Am I right in thinking an 8 hour charge won't affect battery memory because it is a li-on battery? I don't want to have to wait 8 hours for every battery charge!
Am I being fobbed off by the retailer? Something must be wrong - either the battery or charge indicator, or camera battery indicator. I have no way of checking which is the problem without buying something else, which I'm not inclined to do.

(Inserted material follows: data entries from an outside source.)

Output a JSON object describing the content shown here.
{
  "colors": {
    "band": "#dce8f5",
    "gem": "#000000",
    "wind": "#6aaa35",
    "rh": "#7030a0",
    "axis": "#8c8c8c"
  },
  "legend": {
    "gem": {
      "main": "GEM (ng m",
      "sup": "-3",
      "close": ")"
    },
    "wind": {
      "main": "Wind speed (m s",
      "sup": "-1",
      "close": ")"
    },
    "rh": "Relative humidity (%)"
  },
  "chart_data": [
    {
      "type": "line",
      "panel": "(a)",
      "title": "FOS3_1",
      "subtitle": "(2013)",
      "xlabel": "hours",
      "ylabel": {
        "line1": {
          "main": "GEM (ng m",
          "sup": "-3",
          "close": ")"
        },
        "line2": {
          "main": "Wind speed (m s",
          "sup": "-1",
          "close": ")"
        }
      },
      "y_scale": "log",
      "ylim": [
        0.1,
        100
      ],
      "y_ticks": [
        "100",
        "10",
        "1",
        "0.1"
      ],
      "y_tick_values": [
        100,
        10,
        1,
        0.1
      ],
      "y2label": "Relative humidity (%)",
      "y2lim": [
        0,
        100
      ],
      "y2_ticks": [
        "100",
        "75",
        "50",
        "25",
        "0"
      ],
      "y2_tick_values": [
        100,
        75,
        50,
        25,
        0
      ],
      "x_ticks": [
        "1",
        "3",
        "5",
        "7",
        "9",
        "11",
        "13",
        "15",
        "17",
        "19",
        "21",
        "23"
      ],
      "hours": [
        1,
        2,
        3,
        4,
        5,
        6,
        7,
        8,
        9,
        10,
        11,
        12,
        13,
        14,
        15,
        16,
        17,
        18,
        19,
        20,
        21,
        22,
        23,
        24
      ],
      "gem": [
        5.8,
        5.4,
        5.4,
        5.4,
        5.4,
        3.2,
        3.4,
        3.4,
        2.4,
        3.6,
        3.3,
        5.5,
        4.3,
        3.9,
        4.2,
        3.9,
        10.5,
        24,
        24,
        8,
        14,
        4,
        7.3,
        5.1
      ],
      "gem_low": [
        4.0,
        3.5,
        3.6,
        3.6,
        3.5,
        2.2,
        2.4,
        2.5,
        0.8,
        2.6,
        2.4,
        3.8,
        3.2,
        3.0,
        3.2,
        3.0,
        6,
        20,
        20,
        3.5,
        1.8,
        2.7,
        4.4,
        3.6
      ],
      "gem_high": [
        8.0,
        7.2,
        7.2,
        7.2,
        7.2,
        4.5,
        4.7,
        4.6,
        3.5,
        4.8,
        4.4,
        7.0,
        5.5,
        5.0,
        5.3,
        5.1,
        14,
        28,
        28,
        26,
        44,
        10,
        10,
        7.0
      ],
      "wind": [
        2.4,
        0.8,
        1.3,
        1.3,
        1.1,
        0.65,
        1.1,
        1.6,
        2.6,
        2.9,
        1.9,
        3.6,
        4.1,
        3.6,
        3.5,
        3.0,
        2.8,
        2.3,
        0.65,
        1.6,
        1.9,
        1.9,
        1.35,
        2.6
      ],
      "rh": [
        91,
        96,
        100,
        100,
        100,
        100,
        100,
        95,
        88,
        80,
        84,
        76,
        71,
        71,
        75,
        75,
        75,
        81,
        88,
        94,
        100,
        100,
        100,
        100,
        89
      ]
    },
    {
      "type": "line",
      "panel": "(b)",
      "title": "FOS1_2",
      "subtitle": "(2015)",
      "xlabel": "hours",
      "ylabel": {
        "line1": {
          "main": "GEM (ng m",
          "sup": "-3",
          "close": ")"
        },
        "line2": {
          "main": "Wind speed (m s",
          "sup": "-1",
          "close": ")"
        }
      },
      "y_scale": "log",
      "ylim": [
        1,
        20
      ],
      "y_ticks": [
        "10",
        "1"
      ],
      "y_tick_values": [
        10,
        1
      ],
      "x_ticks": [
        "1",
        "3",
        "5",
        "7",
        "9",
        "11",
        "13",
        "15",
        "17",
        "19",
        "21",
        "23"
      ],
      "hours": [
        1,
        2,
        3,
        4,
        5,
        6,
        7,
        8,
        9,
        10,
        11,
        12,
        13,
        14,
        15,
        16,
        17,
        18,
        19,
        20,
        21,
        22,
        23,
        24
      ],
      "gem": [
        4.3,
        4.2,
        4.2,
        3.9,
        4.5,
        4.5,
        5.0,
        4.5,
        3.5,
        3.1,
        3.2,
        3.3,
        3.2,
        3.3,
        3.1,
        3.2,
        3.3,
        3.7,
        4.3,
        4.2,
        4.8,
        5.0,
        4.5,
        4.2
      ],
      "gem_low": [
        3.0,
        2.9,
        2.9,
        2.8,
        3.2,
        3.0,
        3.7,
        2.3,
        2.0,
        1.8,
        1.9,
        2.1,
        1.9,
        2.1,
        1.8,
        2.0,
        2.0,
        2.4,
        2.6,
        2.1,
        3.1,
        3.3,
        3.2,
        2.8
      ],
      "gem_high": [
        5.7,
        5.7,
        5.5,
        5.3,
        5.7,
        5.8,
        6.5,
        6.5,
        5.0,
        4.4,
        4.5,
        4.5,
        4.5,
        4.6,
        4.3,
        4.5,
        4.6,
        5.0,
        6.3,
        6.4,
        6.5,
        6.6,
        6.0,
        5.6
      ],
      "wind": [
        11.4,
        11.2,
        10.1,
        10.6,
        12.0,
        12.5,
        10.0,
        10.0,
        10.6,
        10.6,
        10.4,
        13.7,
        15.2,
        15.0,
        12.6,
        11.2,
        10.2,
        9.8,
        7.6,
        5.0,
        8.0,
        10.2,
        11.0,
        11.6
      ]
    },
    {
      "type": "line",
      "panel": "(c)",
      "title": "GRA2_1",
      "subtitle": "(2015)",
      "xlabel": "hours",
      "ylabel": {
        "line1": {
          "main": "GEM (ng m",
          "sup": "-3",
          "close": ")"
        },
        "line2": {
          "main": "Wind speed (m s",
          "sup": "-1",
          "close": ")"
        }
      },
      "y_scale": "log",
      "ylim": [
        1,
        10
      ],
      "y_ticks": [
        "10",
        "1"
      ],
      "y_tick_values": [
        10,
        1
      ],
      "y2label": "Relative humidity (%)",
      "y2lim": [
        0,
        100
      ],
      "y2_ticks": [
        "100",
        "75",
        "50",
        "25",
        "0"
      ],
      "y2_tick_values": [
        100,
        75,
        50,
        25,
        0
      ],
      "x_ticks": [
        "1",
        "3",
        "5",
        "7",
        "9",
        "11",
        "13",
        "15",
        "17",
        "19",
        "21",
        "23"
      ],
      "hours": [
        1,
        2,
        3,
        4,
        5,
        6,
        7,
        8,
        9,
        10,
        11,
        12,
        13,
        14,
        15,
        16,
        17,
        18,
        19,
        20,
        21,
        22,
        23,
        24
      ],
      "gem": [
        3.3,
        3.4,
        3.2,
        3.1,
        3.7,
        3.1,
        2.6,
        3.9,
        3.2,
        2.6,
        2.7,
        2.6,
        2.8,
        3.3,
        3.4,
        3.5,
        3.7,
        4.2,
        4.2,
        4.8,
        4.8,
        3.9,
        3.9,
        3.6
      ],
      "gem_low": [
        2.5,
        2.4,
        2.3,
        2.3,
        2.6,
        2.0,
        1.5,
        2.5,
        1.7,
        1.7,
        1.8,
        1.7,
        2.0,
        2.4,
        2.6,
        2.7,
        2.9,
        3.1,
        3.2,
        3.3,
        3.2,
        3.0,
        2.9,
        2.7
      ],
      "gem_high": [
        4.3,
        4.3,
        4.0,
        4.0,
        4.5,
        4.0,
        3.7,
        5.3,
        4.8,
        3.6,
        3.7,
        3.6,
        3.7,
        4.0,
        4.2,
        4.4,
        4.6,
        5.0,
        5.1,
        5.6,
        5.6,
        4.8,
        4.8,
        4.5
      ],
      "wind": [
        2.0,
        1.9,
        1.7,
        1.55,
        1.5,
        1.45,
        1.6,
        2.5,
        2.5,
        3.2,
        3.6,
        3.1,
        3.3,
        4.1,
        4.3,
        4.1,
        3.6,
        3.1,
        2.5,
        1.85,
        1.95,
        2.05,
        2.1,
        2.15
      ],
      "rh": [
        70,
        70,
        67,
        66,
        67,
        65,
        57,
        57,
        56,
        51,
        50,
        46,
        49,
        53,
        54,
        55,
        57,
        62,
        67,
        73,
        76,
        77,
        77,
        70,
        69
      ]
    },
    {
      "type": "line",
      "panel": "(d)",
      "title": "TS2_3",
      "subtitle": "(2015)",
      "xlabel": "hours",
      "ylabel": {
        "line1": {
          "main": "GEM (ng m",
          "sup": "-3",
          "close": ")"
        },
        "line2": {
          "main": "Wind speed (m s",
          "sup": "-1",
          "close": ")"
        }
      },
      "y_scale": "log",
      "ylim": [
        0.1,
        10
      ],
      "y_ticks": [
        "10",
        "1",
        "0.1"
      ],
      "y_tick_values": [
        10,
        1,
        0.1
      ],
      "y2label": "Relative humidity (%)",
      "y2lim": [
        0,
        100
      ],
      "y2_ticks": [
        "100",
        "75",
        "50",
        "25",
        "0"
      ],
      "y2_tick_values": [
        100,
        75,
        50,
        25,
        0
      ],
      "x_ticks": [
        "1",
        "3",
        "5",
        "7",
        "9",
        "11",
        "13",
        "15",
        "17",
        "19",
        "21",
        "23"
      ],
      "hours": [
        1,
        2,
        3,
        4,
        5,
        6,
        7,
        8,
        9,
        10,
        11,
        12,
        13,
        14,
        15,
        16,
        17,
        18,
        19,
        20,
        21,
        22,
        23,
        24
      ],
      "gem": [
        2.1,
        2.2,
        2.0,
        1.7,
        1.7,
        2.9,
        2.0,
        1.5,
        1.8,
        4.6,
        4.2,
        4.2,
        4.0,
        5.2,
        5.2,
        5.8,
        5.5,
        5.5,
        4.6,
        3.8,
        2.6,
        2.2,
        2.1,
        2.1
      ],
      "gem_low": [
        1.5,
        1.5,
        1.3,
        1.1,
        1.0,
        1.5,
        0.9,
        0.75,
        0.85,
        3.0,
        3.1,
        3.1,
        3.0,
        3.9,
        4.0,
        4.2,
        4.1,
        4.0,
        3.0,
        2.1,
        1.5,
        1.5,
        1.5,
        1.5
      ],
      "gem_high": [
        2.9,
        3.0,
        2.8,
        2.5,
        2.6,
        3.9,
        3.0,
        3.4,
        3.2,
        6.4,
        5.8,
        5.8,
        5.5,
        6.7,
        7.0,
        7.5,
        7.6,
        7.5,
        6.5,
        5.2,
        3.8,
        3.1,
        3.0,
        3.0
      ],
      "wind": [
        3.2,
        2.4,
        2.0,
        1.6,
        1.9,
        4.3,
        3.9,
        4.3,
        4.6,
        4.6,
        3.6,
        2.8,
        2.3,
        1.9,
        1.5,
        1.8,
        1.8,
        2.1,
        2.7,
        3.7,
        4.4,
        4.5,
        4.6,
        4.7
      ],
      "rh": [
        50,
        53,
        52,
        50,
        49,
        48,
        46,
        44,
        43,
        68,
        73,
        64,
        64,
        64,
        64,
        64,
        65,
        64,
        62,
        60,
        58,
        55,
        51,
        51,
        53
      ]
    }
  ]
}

Should I just do what the retailer says and try the longer charge?


15
EOS Bodies - For Stills / Re: Why canon?
« on: January 25, 2012, 01:03:56 PM »
This is a very interesting thread for me, as I am just getting back into photography after a break of 20 years. I started photography with the all manual Praktica MTL3, because it was cheap, and got hooked. For some reason the importance of avoiding camera shake really made an impression on me and Canon's use of shutter priority auto on the AE-1 led me to buy that camera. When the A-1 came out shortly after I thought it was amazing, and had to have one, given I needed two cameras to do colour and b&w. When the T-90 came out it seemed space age, and I got one for the tremendous metering flexibility. Then shortly after Canon started to shift to auto-focus development, and FD lenses became obsolete. I gave up photography shortly after. When I wanted to use a camera again a few years later the T-90 shutter had seized. I got it fixed. It seized again... Now, I've been considering the Nikon D5100 and the Canon 600D. One brother-in-law uses a D700, the other a 5Dmk2. Both are supporting their brands! I really wanted to get the 5100 as I felt I'd been sold down the river by Canon, as my mass of FD stuff, which I still have, was no longer usable with EOS bodies. My Nikon brother-in-law, kept telling me how Nikon hadn't changed their lens mount etc. But the D5100 video seemed poor compared to the 600D. I don't anticipate using it much but my wife does. The handling for stills just didn't suit me - not enough direct access to what seem important parameters, if I understand digital ways of working well enough. I bought the 600D body yesterday to get the current cashback. Lens choices next! Then full-frame enticement probably as everywhere I go now I'm seeing potential photos..... Canon for APS-C it would seem, but I'm still keeping an open mind should I decide at some point to go for full frame, as the EF-S lenses needed for best match with the cropped format wouldn't be any use. At least Nikon is no different in that respect. I can envisage my son taking the Canon stuff with him when he leaves home and me starting from scratch again! Will I go for Canon for a third time?